While outliving their assets continues to be the top concern of advisors' clients, 59% of advisors say the decline in real estate values that has hit the markets in the last few years has their clients worried.

"Americans are no longer in denial about real estate values, and they recognize how this impacts their financial well-being, particularly in retirement," says John T. Hailer, president and CEO of Natixis Global Asset Management. Natixis is an asset management firm based in Boston and Paris with $748 billion in assets under management. The survey included 163 financial advisors from 150 firms with $670 billion in AUM.

In addition to being concerned about real estate values, 81% of the advisors say their clients are worried about the long-term durability of their assets, including whether they will be able to meet their retirement income goals, and a like number of advisors say clients are worried about outliving their assets.
Four out of five advisors acknowledge it will be difficult to effectively manage volatility risk for their clients who are in retirement.
At the same time, advisors say they feel they have the tools to build portfolios that can weather market volatility, and nearly all (95%) are confident their investment strategies will help clients.

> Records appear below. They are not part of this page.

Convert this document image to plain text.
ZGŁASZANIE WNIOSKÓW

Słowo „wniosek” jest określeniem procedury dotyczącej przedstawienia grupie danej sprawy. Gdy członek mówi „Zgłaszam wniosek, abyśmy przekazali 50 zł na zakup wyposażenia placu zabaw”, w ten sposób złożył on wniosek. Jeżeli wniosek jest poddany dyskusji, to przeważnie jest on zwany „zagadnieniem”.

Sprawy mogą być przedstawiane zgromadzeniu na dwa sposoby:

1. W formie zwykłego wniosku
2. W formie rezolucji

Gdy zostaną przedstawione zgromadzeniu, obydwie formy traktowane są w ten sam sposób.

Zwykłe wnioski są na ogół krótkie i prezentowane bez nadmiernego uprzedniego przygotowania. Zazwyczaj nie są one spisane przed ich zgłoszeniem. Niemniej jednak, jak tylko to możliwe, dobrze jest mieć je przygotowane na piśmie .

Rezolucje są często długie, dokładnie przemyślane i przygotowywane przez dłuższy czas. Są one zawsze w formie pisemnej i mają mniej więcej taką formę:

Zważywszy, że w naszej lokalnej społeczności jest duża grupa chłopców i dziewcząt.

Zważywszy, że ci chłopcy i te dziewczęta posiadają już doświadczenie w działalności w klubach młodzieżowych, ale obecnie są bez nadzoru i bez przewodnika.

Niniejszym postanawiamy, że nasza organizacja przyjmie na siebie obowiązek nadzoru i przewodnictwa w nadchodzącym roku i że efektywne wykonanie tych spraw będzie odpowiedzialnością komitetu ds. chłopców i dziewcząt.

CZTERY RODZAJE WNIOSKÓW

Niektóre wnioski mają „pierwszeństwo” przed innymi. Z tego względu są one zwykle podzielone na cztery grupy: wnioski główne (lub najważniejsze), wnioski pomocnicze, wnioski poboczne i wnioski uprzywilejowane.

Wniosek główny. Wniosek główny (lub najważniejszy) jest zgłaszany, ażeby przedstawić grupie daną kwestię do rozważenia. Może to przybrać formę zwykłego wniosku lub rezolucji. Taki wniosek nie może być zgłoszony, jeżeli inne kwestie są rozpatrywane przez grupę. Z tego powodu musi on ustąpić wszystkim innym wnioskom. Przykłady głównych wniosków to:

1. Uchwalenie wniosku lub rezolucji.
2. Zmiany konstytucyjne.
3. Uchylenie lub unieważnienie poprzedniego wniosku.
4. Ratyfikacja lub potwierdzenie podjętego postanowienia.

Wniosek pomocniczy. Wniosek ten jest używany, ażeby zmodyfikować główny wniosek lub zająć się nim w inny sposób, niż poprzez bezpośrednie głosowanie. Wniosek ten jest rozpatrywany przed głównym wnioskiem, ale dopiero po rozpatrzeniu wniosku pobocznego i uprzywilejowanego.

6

"The challenge lies in educating clients about the need to make smarter use of traditional asset classes and [to] embrace alternative investments, commodities, hedged equities and other investments that can reduce risk in a portfolio," says Hailer.

"The survey findings underscore the importance of advisors and other financial professionals providing their clients with the information and tools they need to make sound decisions about their personal savings objectives, risk tolerances and retirement goals," he adds.

On a policy issue, four out of five advisors say they oppose proposals to scale back retirement savings incentives. Congress is talking about capping the amount of tax deferred money a person can put in a retirement plan.

The American Society of Pension Professionals & Actuaries says the proposals are based on faulty financial figures. The budget projections assume the tax deferrals for retirement plan contributions are a loss to the government, when in fact the taxes will be paid when the money is withdrawn, the society says.